Switching a Patient To or From a Monoamine Oxidase Inhibitor (MAOI) Intended to Treat Psychiatric Disorders
At least 14 days should elapse between discontinuation of an MAOI intended to treat psychiatric disorders and initiation of therapy with PROZAC. Conversely, at least 5 weeks should be allowed after stopping PROZAC before starting an MAOI intended to treat psychiatric disorders.
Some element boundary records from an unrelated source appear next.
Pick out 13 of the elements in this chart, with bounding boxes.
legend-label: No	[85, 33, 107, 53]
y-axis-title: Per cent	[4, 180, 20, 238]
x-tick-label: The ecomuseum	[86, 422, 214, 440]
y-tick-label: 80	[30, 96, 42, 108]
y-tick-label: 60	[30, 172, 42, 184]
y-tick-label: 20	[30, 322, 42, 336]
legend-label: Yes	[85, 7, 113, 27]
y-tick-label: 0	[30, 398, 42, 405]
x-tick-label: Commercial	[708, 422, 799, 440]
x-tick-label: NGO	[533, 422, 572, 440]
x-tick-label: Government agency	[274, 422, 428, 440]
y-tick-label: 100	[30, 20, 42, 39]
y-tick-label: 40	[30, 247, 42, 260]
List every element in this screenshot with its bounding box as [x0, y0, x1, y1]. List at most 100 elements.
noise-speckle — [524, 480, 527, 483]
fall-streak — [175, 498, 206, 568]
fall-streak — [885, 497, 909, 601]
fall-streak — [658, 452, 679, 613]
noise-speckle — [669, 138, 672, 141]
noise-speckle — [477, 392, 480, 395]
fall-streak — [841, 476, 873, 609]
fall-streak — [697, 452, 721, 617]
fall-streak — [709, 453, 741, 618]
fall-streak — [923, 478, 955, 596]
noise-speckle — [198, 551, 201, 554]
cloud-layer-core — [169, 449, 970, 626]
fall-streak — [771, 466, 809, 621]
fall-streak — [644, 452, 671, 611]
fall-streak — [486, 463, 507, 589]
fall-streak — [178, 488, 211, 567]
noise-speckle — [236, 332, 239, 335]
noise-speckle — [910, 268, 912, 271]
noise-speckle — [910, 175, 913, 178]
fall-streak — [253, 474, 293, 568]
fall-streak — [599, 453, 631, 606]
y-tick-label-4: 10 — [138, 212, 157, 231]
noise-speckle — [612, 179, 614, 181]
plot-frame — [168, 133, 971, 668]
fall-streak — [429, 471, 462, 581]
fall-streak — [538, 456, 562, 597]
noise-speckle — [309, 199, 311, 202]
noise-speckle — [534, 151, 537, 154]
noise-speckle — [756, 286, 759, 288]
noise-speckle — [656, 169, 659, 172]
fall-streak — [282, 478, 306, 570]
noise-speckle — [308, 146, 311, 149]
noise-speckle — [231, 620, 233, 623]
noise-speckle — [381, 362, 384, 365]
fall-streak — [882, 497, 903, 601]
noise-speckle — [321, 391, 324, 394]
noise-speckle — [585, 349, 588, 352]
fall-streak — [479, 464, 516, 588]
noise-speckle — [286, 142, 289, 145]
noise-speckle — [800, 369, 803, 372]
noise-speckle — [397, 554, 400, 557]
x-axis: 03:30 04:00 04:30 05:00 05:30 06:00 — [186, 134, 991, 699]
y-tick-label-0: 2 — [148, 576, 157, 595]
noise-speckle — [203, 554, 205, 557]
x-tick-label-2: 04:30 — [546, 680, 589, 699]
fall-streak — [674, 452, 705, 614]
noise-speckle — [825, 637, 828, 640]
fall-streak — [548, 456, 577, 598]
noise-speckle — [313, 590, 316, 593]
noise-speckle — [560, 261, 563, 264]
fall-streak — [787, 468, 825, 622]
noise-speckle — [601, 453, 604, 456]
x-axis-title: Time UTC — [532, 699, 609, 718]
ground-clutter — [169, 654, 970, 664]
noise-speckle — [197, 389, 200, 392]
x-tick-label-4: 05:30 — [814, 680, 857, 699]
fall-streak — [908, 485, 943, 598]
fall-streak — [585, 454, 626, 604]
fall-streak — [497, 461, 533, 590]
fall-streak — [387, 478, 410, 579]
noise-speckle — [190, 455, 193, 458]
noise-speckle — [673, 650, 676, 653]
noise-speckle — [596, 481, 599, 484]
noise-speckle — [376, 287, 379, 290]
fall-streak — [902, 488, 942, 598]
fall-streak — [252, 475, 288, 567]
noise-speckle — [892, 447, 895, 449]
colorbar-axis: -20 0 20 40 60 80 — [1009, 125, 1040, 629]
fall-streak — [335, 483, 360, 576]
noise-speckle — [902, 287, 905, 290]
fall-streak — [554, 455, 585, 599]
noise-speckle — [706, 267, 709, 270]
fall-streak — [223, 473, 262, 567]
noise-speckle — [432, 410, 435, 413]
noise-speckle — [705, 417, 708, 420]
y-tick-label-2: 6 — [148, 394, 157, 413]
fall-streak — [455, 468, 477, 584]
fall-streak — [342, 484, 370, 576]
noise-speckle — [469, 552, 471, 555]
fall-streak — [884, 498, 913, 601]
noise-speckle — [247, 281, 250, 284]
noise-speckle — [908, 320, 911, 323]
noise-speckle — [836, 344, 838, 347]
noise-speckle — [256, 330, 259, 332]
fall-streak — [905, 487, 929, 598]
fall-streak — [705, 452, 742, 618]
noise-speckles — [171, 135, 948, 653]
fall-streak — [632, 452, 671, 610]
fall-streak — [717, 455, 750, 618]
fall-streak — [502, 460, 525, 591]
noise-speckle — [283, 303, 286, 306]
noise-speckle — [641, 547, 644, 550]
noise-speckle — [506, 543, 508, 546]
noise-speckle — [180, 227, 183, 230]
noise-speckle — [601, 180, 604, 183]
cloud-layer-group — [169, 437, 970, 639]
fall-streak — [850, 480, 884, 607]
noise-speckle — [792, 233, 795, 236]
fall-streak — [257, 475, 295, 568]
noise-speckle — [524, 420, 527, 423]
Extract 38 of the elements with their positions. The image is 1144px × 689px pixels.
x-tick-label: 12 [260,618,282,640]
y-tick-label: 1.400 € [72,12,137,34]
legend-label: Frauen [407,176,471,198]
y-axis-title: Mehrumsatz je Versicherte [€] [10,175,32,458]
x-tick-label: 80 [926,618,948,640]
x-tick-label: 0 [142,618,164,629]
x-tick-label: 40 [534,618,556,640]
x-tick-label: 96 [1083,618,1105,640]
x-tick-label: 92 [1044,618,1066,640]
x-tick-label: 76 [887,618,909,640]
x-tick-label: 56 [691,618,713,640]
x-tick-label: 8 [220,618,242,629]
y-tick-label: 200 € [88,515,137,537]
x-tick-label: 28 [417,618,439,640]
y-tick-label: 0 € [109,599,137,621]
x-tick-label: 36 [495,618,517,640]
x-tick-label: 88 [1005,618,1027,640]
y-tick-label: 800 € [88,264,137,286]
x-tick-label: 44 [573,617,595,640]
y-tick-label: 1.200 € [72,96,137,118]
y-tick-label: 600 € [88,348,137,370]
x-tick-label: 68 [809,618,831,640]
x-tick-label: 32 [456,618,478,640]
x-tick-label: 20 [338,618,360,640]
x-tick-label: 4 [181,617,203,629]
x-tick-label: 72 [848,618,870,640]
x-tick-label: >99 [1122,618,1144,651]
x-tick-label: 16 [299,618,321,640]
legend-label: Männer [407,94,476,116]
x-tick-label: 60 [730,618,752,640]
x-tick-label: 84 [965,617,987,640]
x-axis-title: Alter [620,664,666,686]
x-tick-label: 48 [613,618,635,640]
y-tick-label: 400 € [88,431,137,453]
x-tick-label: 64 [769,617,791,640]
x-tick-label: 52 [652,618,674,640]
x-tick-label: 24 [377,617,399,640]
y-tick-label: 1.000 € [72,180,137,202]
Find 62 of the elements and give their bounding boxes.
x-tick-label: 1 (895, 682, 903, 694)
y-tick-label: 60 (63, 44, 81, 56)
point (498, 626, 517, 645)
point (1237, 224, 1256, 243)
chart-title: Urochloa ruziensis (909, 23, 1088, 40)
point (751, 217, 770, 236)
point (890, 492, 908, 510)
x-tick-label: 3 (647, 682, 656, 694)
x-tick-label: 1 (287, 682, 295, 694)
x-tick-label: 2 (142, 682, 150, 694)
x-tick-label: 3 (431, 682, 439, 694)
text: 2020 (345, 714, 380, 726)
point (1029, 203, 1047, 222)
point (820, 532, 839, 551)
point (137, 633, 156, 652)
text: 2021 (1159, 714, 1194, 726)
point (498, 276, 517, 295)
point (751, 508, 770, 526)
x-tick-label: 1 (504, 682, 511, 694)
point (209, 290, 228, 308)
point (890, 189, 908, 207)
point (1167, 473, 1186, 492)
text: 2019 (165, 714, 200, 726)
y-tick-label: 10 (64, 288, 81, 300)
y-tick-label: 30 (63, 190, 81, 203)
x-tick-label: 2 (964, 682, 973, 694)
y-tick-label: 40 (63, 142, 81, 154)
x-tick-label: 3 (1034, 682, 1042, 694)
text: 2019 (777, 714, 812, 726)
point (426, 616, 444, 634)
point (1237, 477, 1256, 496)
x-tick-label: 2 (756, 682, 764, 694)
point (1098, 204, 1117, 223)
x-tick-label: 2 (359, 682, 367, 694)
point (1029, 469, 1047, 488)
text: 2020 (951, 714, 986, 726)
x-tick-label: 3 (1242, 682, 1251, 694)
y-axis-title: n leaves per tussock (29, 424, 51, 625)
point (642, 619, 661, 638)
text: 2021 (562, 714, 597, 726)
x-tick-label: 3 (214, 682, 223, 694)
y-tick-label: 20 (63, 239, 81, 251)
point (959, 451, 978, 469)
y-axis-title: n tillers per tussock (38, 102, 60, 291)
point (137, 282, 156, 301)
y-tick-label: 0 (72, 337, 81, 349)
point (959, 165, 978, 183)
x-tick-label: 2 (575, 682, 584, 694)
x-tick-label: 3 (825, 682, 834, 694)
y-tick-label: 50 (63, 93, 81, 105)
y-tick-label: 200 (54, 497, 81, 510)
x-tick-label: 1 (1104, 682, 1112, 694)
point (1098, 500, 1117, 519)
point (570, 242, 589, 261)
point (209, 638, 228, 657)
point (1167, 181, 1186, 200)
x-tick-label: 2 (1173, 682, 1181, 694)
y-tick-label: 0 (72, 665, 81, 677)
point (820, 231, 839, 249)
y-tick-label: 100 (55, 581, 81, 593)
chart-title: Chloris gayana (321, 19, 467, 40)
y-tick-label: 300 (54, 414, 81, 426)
Use of PROZAC with Other MAOIs such as Linezolid or Methylene Blue
Do not start PROZAC in a patient who is being treated with linezolid or intravenous methylene blue because there is an increased risk of serotonin syndrome. In a patient who requires more urgent treatment of a psychiatric condition, other interventions, including hospitalization, should be considered. In some cases, a patient already receiving PROZAC therapy may require urgent treatment with linezolid or intravenous methylene blue. If acceptable alternatives to linezolid or intravenous methylene blue treatment are not available and the potential benefits of linezolid or intravenous methylene blue treatment are judged to outweigh the risks of serotonin syndrome in a particular patient, PROZAC should be stopped promptly, and linezolid or intravenous methylene blue can be administered. The patient should be monitored for symptoms of serotonin syndrome for five weeks or until 24 hours after the last dose of linezolid or intravenous methylene blue, whichever comes first. Therapy with PROZAC may be resumed 24 hours after the last dose of linezolid or intravenous methylene blue. The risk of administering methylene blue by non-intravenous routes (such as oral tablets or by local injection) or in intravenous doses much lower than 1 mg/kg with PROZAC is unclear. The clinician should, nevertheless, be aware of the
possibility of emergent symptoms of serotonin syndrome with such use.